Créer de l’empathie, en ce moment, rentre en conflit avec ses propres crises.
Jano tremble, les yeux omnibulés, collés aux pages de ce livre qui lui rappelle les horreurs du passé.
« Ah, je vois qu’on cherche à propos de quelque chose de top secret par ici », s’exclame Geneviève juste derrière lui.
Jano fait le saut. Il ne s’attendait pas à se faire avoir d’une telle façon. Pourtant, il a visé en plein dans le mille en pensant que Geneviève le scrutait de loin. On aurait dit une tigresse qui s’apprête à dévorer sa proie.
« Je peux vous aider, mademoiselle ? »
« Ce serait à moi de vous demander ça ! Et maintenant vous me vouvoyez ? Ridicule ! », critique Geneviève avec sévérité. « Et bien, parler ! Que voulez-vous chez Clark Deschaines !? »
Jano approche une intense envie de s’enfuir de la situation. Il tente désespérément de garder son calme, mais se lève d’un trait, ce qui le fait paraître encore plus suspicieux.
Jano se concentre sur l’une des queues de cheval de Geneviève plutôt que de laisser les yeux autoritaires de la jeune femme lui dévorer l’âme. Dans la montée irrégulière des émotions, Jano s’emporte et propage cette phrase à haute voix.
« Pour de vrai, qu’est-ce qui t’attire chez Clark ? Le mec ne semble pas si intéressé et tu as l’air de plier ton égo en quatre pour le rejoindre à moitié. »
Un employé plus loin crache son café sur l’une des vitrines en entendant cela.
Geneviève pète tout semblant de professionnalisme.
« Pour l’amour du ciel, on est un samedi 7 h 10 du matin, tu es littéralement le premier client de la journée alors que normalement ils arrivent tous à 10h-10h15 gros max », stipule Geneviève, la fumée lui sortant par les oreilles.
« C’était vachement précis », réplique Jano.
« Jeune homme ! »
« Plus vieux que toi. »
« J’ai 23 ans, connard ! »
« Oh merde en effet tu es plus vieille que moi ! »
« Pardon !? »
« Mademoiselle, je vous le jure, je ne suis pas ici pour vous faire chier. »
« Vraiment ? Tout ce que je te demande, c’est d’identifier ta raison d’être ici si tôt et d’arrêter de prétendre que tu comprends ce que je ressens pour cet homme, et d’arrêter aussi de prétendre que tu comprends ce que cet homme ressentait pour moi, s’il n’était pas en train de prendre une mauvaise décision ! », hurle l’employée de Vil de Ville.
Geneviève, en criant cela à toute allure, attire l’attention d’une multitude d’employés.
Jano a effectivement mal choisi son moment de confrontation. Pourtant, la vérité a éclaté en face, à 7 h 11 du matin. La vie continue.
Encore sur le coup de l’émotion, Geneviève décide de prendre une grande respiration. Son arch nemesis aussi.

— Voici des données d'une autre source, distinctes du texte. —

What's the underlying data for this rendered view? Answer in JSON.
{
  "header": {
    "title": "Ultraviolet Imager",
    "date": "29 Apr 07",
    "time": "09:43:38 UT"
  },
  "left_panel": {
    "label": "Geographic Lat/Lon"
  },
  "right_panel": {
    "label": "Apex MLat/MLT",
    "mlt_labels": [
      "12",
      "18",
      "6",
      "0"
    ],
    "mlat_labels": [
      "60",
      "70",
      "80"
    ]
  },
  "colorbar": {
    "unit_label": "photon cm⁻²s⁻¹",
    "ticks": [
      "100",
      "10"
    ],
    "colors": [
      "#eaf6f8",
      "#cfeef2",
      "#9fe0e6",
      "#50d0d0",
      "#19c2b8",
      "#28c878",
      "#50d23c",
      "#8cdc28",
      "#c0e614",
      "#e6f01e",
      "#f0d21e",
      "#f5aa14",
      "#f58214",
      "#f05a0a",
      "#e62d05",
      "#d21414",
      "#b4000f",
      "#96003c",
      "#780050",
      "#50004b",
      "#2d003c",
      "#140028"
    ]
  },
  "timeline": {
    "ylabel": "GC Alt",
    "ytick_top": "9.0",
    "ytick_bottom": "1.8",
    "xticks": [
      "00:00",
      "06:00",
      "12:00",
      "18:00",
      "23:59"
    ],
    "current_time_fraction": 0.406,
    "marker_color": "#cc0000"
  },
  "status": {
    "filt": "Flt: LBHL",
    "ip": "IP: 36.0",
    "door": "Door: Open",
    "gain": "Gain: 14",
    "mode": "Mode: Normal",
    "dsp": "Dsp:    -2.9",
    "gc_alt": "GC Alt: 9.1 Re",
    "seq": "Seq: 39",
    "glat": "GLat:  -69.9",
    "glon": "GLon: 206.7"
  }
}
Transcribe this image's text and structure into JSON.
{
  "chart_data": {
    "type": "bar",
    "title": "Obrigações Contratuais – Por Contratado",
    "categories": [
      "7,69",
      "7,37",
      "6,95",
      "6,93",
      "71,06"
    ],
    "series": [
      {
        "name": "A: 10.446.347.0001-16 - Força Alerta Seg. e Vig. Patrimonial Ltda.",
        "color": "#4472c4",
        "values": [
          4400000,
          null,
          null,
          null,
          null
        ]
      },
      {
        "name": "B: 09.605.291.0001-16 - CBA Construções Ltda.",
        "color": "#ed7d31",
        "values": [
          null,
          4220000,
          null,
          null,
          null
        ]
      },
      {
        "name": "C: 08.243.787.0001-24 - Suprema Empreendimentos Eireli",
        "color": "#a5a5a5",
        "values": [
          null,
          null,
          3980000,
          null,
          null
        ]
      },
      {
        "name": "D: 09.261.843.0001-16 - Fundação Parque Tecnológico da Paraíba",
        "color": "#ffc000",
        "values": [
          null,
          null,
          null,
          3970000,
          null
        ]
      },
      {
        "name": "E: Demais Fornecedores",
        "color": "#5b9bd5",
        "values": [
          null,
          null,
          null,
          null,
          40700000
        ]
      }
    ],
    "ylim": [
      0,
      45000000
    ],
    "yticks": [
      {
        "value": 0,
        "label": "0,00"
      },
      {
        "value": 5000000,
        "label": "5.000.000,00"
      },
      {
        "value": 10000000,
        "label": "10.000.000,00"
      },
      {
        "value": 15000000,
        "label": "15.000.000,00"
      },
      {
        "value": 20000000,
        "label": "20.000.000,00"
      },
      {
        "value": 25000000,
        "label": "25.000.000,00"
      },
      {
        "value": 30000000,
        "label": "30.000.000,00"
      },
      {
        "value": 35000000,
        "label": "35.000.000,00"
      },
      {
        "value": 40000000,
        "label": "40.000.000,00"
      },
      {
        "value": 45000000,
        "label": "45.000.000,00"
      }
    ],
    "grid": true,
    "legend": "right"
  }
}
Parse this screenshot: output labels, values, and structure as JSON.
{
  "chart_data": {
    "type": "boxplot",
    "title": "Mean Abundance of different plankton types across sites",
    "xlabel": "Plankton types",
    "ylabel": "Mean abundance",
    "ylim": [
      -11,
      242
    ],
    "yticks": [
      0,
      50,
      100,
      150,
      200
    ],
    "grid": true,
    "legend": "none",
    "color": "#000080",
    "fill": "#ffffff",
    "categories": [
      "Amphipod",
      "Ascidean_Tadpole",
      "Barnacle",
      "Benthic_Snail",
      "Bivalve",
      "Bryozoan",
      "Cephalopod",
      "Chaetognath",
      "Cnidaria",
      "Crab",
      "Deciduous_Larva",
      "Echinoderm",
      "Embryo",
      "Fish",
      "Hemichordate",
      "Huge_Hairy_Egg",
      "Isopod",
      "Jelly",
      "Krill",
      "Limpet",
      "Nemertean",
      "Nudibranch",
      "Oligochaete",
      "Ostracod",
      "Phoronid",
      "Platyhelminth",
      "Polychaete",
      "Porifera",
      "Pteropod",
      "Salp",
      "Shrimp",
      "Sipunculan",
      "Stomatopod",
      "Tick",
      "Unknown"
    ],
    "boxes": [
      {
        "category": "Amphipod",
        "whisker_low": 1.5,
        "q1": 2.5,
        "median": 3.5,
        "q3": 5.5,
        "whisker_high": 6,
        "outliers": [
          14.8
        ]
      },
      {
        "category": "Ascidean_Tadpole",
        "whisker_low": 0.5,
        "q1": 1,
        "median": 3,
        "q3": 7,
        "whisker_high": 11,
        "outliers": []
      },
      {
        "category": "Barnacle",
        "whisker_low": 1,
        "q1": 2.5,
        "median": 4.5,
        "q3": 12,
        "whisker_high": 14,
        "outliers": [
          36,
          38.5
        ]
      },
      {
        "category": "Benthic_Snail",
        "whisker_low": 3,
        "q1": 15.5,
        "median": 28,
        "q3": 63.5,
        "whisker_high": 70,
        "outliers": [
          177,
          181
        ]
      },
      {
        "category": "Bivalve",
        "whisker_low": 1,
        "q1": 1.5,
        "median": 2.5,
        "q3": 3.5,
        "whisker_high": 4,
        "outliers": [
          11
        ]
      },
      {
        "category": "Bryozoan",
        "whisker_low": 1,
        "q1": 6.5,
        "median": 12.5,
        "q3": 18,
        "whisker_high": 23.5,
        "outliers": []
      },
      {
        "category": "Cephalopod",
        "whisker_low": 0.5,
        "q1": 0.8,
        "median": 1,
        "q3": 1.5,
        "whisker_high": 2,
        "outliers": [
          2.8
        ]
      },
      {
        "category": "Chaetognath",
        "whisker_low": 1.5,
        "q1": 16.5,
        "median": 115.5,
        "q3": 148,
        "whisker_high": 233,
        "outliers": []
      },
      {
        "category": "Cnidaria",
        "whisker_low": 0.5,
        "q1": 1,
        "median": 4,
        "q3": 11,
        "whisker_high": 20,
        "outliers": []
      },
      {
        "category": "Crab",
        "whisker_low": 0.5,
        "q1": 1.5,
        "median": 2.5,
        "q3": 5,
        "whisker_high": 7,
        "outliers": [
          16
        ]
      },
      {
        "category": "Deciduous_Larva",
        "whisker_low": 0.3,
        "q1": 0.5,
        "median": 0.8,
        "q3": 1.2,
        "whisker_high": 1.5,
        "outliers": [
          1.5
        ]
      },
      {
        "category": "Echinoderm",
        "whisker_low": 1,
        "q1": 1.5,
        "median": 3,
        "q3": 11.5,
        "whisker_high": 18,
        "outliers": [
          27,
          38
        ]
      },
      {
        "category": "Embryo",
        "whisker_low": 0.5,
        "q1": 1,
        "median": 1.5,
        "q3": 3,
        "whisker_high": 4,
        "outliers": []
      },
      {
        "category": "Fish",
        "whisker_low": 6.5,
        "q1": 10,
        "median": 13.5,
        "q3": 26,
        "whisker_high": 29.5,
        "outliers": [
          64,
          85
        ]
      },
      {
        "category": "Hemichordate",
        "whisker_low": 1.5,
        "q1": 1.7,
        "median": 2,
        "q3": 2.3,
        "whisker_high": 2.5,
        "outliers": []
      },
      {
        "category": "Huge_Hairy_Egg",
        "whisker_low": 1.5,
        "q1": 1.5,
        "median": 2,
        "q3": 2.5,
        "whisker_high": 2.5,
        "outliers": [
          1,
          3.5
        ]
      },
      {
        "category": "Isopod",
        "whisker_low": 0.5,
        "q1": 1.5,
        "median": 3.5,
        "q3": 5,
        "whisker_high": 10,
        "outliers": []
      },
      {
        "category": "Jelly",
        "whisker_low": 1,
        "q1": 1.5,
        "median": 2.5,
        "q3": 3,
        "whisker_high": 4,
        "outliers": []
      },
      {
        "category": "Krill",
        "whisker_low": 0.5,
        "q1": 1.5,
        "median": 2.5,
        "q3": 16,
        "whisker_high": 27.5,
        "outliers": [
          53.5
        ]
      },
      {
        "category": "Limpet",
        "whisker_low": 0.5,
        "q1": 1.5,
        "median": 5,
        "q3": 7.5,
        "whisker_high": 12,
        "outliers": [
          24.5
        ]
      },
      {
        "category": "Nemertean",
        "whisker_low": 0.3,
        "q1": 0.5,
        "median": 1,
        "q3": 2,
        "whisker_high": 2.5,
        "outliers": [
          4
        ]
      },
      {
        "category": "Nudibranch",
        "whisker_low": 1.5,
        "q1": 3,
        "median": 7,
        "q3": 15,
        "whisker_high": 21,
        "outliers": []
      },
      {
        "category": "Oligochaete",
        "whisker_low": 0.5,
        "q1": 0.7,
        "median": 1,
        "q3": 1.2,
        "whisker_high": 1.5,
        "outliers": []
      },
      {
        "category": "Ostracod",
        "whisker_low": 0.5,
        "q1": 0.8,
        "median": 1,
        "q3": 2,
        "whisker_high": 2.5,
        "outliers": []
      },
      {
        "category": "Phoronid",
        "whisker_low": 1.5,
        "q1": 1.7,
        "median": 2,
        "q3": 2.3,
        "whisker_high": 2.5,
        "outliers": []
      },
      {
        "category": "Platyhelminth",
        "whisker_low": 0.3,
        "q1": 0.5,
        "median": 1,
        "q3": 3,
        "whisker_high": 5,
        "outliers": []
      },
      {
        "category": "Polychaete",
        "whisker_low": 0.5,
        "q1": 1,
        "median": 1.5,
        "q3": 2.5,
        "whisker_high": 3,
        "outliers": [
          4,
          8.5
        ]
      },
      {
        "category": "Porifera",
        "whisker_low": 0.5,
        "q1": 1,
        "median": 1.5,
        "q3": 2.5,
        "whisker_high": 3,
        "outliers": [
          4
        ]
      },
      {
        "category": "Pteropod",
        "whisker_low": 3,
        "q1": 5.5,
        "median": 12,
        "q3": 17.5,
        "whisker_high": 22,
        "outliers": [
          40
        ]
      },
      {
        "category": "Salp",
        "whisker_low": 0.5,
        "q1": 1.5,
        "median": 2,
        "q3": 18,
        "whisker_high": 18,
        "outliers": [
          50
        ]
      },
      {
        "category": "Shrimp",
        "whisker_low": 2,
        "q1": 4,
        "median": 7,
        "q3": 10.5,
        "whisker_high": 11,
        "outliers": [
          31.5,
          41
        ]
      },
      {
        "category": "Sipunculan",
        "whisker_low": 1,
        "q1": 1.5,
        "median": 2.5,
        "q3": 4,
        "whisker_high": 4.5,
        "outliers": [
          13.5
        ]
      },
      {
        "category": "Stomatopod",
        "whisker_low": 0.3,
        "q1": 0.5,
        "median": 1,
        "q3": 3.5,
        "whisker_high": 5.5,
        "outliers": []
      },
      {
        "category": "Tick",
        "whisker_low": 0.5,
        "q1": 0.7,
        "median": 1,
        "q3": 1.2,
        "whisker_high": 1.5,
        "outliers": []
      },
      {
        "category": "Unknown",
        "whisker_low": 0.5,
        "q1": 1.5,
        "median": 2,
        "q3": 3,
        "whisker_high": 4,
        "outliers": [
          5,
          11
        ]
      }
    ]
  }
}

« Bien, puisqu’on est claire sur cette base, je vais vous demander poliment de sortir, s’il vous plaît ».
« Volontier », répond Jano, toujours sur le coup de l’émotion. Le plus d’arguments donnés depuis des lustres et cela à fini en cauchemar.
Soudainement, alors que Jano est sur le point de partir, Clark l’intercepte de plein fouet, une rage mixée avec de la panique dans son visage.
« Jano ! Ne pars pas tout de suite ! Nous avons le nouveau tome de Jano L’aventurier ! Exclusif ! »
Jano porte des yeux remplis d’étoiles filantes, soudainement excité à l’idée d’un nouveau tome.
« Exclusif !? »
« Exclusif ! », répète un Clark Deschaines trempé de sueur.
En voyant cela, Geneviève pense immédiatement que ceci est un stratagème manigancé contre elle.